When young, Debbie was captivated by a charismatic man, Oliver, but was soon working for him, suffering abuse and even producing a daughter that was also abused. Using the local gang members, she led Oliver to be killed by them. So, she was definitely involved with his murder.

However, in the trail against her, the DA said she conspired to kill him for the life insurance money. And convinced her to plead guilty so they wouldn't go for the death penalty, which she did. She went to prison for 25 years. That she had been abused didn't come up.

Then about ten years ago a law passed in California that abused women in prison could get their cases re-examined if the abuse was related to the reason they were there. Like in Debbie's case. Which, if it was taken into account, would mean that she should only have been incarcerated for six years. By the time the two people take on her case, she had been in prison for over 20 years.

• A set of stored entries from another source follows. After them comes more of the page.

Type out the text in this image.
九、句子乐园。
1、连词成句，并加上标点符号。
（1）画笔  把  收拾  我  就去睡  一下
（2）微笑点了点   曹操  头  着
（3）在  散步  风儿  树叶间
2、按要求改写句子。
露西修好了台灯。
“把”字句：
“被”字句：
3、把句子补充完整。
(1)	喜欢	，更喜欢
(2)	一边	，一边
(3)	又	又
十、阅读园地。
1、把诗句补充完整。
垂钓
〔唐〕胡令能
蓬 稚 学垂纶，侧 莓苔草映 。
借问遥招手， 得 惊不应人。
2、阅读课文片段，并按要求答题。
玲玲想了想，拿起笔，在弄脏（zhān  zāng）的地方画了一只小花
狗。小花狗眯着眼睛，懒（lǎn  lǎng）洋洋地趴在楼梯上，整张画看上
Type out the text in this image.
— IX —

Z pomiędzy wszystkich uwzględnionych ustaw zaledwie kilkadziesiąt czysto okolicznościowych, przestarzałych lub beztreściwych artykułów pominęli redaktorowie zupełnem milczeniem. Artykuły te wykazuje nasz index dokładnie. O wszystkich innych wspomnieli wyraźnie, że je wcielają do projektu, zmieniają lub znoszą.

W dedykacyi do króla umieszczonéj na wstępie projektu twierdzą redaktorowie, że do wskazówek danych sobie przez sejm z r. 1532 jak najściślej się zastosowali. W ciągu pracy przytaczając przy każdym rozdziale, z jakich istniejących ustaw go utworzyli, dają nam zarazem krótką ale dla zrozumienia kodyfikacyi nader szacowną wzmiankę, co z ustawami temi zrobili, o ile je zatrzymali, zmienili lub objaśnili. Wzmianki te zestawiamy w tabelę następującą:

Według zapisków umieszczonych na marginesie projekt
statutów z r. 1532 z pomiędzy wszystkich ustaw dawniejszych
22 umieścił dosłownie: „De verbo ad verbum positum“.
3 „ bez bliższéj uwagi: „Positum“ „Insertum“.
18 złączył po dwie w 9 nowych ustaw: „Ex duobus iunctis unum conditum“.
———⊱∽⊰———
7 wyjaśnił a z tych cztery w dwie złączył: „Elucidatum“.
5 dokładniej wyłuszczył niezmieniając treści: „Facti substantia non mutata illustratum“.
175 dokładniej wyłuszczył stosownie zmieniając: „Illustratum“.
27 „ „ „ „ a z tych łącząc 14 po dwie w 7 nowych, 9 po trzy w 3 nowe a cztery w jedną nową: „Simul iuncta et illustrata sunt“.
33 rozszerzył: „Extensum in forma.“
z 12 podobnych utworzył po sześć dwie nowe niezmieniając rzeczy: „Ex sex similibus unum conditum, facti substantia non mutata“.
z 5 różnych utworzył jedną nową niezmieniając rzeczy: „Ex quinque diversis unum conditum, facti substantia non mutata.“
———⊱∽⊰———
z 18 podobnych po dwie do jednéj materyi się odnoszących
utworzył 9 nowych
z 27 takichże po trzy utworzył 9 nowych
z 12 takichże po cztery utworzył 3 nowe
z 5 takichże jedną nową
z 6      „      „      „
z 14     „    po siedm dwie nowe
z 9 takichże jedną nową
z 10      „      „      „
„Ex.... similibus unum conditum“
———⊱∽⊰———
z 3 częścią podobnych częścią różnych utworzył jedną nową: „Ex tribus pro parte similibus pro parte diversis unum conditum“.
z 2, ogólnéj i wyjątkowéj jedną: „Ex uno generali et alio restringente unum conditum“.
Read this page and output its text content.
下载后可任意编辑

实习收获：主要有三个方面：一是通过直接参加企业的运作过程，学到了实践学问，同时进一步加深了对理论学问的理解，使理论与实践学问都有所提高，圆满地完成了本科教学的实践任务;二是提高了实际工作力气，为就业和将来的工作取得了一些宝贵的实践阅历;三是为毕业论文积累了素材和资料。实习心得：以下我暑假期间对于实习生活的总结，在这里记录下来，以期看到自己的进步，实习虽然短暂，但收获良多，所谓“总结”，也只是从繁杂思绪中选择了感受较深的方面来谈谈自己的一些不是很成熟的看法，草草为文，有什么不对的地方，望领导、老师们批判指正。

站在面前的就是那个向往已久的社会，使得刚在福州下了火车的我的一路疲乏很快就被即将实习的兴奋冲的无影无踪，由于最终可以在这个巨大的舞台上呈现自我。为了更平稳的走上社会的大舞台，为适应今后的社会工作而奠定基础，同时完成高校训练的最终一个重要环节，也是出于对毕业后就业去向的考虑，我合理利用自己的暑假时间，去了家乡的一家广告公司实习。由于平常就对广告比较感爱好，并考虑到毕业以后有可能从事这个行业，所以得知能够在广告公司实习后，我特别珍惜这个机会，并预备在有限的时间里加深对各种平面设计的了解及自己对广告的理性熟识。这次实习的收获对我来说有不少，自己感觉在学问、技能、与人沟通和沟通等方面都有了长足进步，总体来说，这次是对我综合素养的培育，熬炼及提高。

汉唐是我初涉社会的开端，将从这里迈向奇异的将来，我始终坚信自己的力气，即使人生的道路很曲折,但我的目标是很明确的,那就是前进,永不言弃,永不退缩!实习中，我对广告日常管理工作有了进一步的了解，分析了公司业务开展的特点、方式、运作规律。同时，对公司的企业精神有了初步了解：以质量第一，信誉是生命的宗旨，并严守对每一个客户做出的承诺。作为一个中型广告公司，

And what the lawyers find is that the DA knew about the abuse, weren't intending to go for the death penalty anyway, and led the one witness they had against her. And covered up their own actions, and continued to deny her parole (which it seems the justice system does anyway, even despite the other considerations of her case).

The film follows her case for a number of years, culminating in her... to be honest, I'm not sure how much the lawyers really managed to do, versus the fact that by the time of the last hearing she had pneumonia and only had days/months to live. But to spoil it, yes she finally gets out. By this time, we've seen more than a few injustices, and she is only indicative of worse things happening in the system.

So, a bleak film to see, and, in my cynical view, demonstrates typical actions of the political justice system. So, joy there.